In the holy places I have been to--that is to say, in the Hindu temples, the Islamic Mosques, the synagogues, the revivals in circus tents, in the rooms where I go and listen to the experiences, the strengths and hopes of people who have been allows been able to feel more than many can bear, so they try to live in the moment because they, like me, have always lived in their --ings, in continual movement away from their "truths".--

I go to learn in Buddhist temples during Catholic masses to try to understand how to live in not only the simple present, but know the Simplest Presence. We don't say in all these rooms--the domed, the steepled, the smoke filled basements when weon our knees, our become procumbent, our sometimes sitting cross legged in a folding chair chugging coffee that we believe--we say whether we admit it or not that we WANT to believe--and many of us settle this. . .this willingness to believe.

I go to these rooms in Seoul, in Jeddah, in Kathmandu, in Bangkok,in Baker, Louisiana, in St. Louis' cathedral in the Vieux Carre,in Notre dame in ashrams, in AA meetings, NA meetings only to ask that maybe one day I will get It.

I have gone there looking for miracles and have often found them without knowing it until years later.

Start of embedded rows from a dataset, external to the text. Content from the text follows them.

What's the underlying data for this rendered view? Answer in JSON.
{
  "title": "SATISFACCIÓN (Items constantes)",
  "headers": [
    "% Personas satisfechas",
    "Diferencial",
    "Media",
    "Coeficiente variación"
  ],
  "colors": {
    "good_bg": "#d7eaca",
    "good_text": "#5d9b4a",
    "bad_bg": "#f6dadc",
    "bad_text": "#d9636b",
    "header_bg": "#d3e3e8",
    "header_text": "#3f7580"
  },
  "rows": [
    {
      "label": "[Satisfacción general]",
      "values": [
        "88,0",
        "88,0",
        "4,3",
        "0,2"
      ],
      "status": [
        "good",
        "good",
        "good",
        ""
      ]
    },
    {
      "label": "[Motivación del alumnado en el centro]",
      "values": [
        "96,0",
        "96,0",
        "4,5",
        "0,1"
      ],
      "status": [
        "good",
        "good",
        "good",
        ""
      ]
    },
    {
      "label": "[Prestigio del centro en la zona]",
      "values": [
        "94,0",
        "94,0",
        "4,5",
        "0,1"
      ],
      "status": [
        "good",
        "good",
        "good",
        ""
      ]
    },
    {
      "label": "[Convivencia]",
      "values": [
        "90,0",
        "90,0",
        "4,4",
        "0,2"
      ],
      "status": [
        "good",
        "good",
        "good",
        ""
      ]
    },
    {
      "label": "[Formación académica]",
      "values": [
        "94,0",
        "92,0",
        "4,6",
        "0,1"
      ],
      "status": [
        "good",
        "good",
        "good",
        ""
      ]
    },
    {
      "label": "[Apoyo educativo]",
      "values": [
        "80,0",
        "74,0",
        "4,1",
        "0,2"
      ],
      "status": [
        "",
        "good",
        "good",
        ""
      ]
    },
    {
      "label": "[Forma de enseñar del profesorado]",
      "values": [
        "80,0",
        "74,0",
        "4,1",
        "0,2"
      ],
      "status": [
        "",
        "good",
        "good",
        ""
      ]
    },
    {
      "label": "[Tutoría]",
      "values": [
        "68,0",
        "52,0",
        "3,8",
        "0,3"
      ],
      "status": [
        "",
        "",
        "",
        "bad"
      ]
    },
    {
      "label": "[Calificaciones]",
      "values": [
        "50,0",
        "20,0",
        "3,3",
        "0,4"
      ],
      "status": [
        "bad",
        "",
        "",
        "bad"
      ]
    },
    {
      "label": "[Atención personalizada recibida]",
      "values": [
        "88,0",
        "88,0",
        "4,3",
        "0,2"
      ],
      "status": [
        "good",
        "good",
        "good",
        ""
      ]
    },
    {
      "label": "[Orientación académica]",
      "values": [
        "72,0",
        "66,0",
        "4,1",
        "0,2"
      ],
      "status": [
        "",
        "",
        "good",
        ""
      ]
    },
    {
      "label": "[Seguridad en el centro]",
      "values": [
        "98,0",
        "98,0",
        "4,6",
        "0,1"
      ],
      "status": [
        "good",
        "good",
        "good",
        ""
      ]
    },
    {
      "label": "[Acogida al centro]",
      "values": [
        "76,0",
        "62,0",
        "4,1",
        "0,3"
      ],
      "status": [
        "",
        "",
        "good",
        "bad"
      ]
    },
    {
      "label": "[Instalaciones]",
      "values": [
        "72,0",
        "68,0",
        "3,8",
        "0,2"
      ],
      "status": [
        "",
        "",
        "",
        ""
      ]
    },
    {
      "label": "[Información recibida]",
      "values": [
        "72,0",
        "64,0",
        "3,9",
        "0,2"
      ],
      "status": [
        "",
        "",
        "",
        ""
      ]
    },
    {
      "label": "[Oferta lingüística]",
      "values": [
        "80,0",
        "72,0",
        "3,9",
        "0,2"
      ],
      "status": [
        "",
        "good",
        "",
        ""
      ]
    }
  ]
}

I have gone when I needed a new employer, a new sex life, to dry tears, to eat free finger sandwiches, to keep my doomed cat from suffering throughout another night, to ask that my mother experience a moment of pure joy before she dies; I have gone to become less and less me and to become more assured of some Presence.

I have gone to learn tolerance, patience and how to not only give but how to receive without asking a hundred befuddling questions beginning with why do good things always happen to you, why bad things to me?.

I go to find out what it is like to be a reasonable man.
Now is not the time to think that somehow I willed all of this to happen.

In the past, yes, every success was an assurance that my human will can be triumphant.
I have a lot of things to be grateful for. I want to remember them on a daily basis.


Today, after I drove past an expanse of sea,, I went to a mall and I encountered a Nepali guard whom I've met before and talked to before, who, when he sees me, exchanges a "Namaste" , using the appropriate hand gestures. He is a slight man, unassuming, tough steely eyed, and extremely mindful of all that happens around him. Still, when he sees me coming, he recognizes a Divine Presence in me--the same presence in all of us, as I seein him.

So we clasp our hands together, bow our heads slightly and whisper, "Namaste."